Any international search investigation team gathering any chains of alleged evidence of the MH370 Boeing 777-200 should be properly tagging it. Moreover, potential debris evidence should be stored in ocean salt water for proper preservation and forensics. When pieces of MH370 are found, suitable protection of evidence and debris custody are vital for aircraft accident investigation and forensic analysis. Possible MH370 evidence must not be touched by human hand. Just as important, any alleged evidence definitely should not be left alone to dry out.

Awkwardly, the worldwide attention to the MH370 mystery has created an urgency of widespread gathering of any aspects of sea trash, as a possible sighting of the location of the missing Boeing 777-200 aircraft. Equally as vital, alleged evidence of possible aircraft debris are not being collected properly and tagged appropriately to exactly pinpoint the Global Positioning System coordinates of where any suspected MH370 debris may be found.

Man against Nature, Man against Time.

With all of the scientific-based advances in technology available at our disposal, we find ourselves unable to solve this mystery. Just as irrefutable, we have found the Indian Ocean to be a formidable challenge.

Have we underestimated the task at hand?
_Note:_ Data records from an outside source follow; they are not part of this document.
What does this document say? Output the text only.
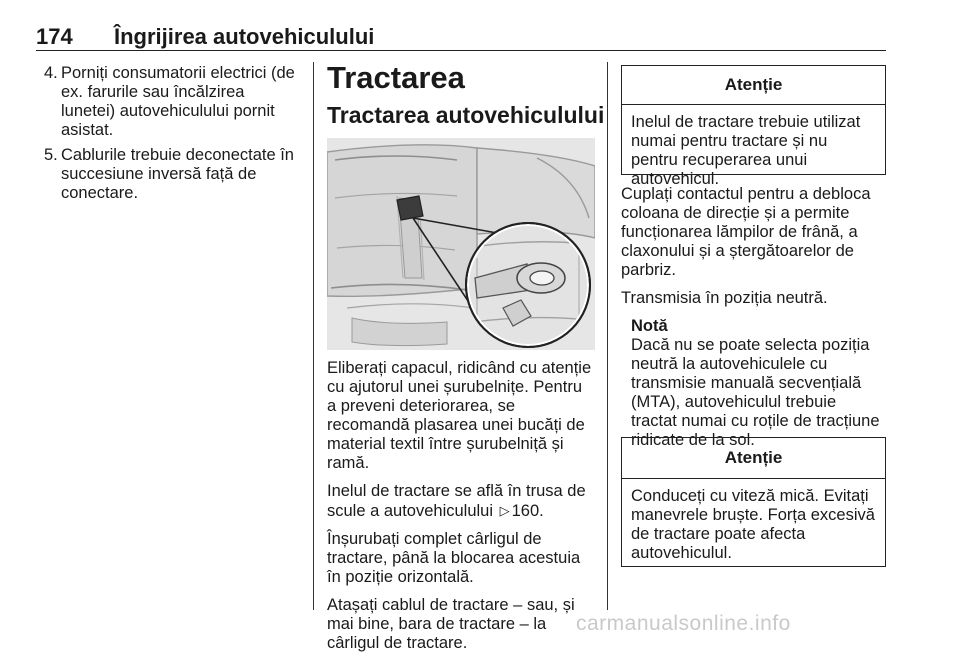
174 Îngrijirea autovehiculului
4. Porniți consumatorii electrici (de ex. farurile sau încălzirea lunetei) autovehiculului pornit asistat.
5. Cablurile trebuie deconectate în succesiune inversă față de conectare.
Tractarea
Tractarea autovehiculului

Eliberați capacul, ridicând cu atenție cu ajutorul unei șurubelnițe. Pentru a preveni deteriorarea, se recomandă plasarea unei bucăți de material textil între șurubelniță și ramă.

Inelul de tractare se află în trusa de scule a autovehiculului ▷ 160.

Înșurubați complet cârligul de tractare, până la blocarea acestuia în poziție orizontală.

Atașați cablul de tractare – sau, și mai bine, bara de tractare – la cârligul de tractare.

Atenție
Inelul de tractare trebuie utilizat numai pentru tractare și nu pentru recuperarea unui autovehicul.

Cuplați contactul pentru a debloca coloana de direcție și a permite funcționarea lămpilor de frână, a claxonului și a ștergătoarelor de parbriz.

Transmisia în poziția neutră.

Notă
Dacă nu se poate selecta poziția neutră la autovehiculele cu transmisie manuală secvențială (MTA), autovehiculul trebuie tractat numai cu roțile de tracțiune ridicate de la sol.
Atenție
Conduceți cu viteză mică. Evitați manevrele bruște. Forța excesivă de tractare poate afecta autovehiculul.
carmanualsonline.info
Are we even looking in the right place at any given time?

What is baffling to us in answering these questions is that we have the satellite capability to find a snake on a rock, but we can’t find an airplane in the ocean?

As time goes on and day after day, our hopes are raised with reports of yet another “sighting of something,” only to find out later that the objects found are simply more ocean debris. We remain caught in a cycle of hope and dismay.

Inside Reuters, Fox News, and The Telegraph (U.K.), “calls for streaming the crucial ‘black-box’ data in ‘the cloud’ continue.” Beyond the 30-day conventional ‘black-box’ limitations, the search for the MH370 ‘black-box’ becomes increasingly fruitless in regards to time and access to critical cockpit discussions, aircraft flight conditions, and engine performance data lost. More aviation and aeronautics experts will begin to make similar calls for compulsory ‘black-box’ data management backup-systems in international digital-age aviation. Such aviation backup-systems will enmesh ‘the cloud’, ‘big data’, wireless-mobile, and social media-based communication.

“Pray for MH370”

At this point most of us have resigned ourselves to the conclusion that MH370 may have crashed. But, it is only human nature to somehow cling to the remote possibility that maybe MH370 ended up someplace else, intact.

It goes without saying that the prolonged and uncertain nature of this search operation does very little to ease what must be profound anguish felt by the families and friends of the 239 passengers and crew lost aboard Malaysia Flight 370. One can only imagine the enormous sense of loss, uncertainty, and grief, which have consumed these families’ and friends’ lives, since March 8, 2014.

After adversity, life is about the ‘courage of a comeback.’

King James scripture bestows now in the season of Lent, “… The Lord gave, and The Lord hath taken away,” (Job 1:21) for he truly gave to Job, but he never took a single thing.

The MH370 mystery is not measured by the pieces of debris we find in the ocean, but by the moments that cast fresh light on the human secrets underneath this incredibly human story.

So, from the depth of the oceans, we all rise again.